Beyond AutoML : Data Science Automation
While the rise of AutoML platforms has provided for faster execution of “test and learn” ML development, it has also brought about additional challenges. In most ML and data science projects, ML development is only one part of the process. The earlier stages of the process that require handling multiple raw tables and manipulating them based on in-depth domain knowledge to create flat, aggregated feature tables is a far more complicated and time-consuming challenge. The data and feature engineering process in enterprise data science has to deal with such different data as relational, transactional, temporal, geo-locational, and text data, which never starts from a single, flat, aggregated and cleansed table.
Data science automation provides for a full-cycle automation process that includes data and feature engineering, in addition to standard AutoML. The ability to automatically generate features from massive and complex tables further accelerates data scientist productivity and can deliver new business insights that augment knowledge, by exploring millions of new feature hypotheses.
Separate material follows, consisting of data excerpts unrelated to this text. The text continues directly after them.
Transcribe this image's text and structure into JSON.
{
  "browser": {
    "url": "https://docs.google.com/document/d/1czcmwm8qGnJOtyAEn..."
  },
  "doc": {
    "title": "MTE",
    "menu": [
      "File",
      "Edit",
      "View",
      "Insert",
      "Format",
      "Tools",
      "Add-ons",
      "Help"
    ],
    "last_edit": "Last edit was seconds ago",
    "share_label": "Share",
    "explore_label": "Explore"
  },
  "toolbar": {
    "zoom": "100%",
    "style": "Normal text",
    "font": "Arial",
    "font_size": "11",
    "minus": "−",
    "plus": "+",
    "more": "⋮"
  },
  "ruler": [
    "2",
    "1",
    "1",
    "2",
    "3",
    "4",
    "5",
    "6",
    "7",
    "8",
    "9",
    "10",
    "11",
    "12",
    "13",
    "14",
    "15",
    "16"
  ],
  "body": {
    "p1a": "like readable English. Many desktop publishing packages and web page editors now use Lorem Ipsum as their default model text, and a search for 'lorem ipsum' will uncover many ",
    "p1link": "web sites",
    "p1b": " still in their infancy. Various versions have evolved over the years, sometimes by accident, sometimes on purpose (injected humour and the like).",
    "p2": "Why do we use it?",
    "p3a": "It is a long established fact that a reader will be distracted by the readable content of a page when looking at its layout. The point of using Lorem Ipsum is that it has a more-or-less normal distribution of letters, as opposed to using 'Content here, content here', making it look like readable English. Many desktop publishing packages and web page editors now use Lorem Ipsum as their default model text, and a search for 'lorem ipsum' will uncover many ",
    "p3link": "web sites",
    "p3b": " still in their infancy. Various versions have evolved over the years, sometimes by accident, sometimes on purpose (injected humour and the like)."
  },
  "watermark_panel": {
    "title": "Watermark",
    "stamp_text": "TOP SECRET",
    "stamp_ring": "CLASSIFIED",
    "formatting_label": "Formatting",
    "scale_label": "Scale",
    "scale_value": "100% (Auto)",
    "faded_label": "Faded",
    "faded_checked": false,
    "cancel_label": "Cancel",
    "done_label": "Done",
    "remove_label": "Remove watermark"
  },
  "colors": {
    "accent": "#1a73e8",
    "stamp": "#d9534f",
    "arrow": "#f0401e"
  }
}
dotDataPy: Data Science Automation for Data Scientists
dotDataPy is an enterprise-grade data science automation platform designed to make the life of the data scientist easier, while also working within the framework preferred by data scientists. dotDataPy allows data scientists to leverage data science automation within Python and execute the full-cycle process from raw business data through data and feature engineering through machine learning with only a few lines of Python code. Data scientists can quickly explore and validate their use cases with minimal upfront efforts.
dotDataPy provides the power of automation, but is also flexible enough to handle advanced use cases. dotDataPy can interface with a standard Python dataframe (like Pandas or Spark dataframe), ensuring that your preferred Python tools can easily consume any output generated by dotDataPy. dotDataPy is also easily connected with any data sources through dataframes. For example, data scientists can leverage dotDataPy features in their preferred ML libraries to fine-tune or adjust models, based on advanced model requirements. Inversely, data scientists can combine domain-specific features they may have created manually with dotDataPy’s AI-derived features and create a unified model that leverages both domain expertise as well as AI-derived knowledge.
The world of data science is changing at a rapid pace. AutoML platforms have made it easier and faster for data scientists to develop advanced machine learning models without the traditional manual hassles and complications associated with the process. The challenge, however, is that much of the manual work done by data scientists has, until now, still been 100% manual. Platforms like dotDataPy are providing data scientists with the opportunity to accelerate the feature engineering to provide data scientists with broader insights and giving them the ability to deliver ML and AI models faster while still working within the Python ecosystem that is the “go-to” standard for the data science community.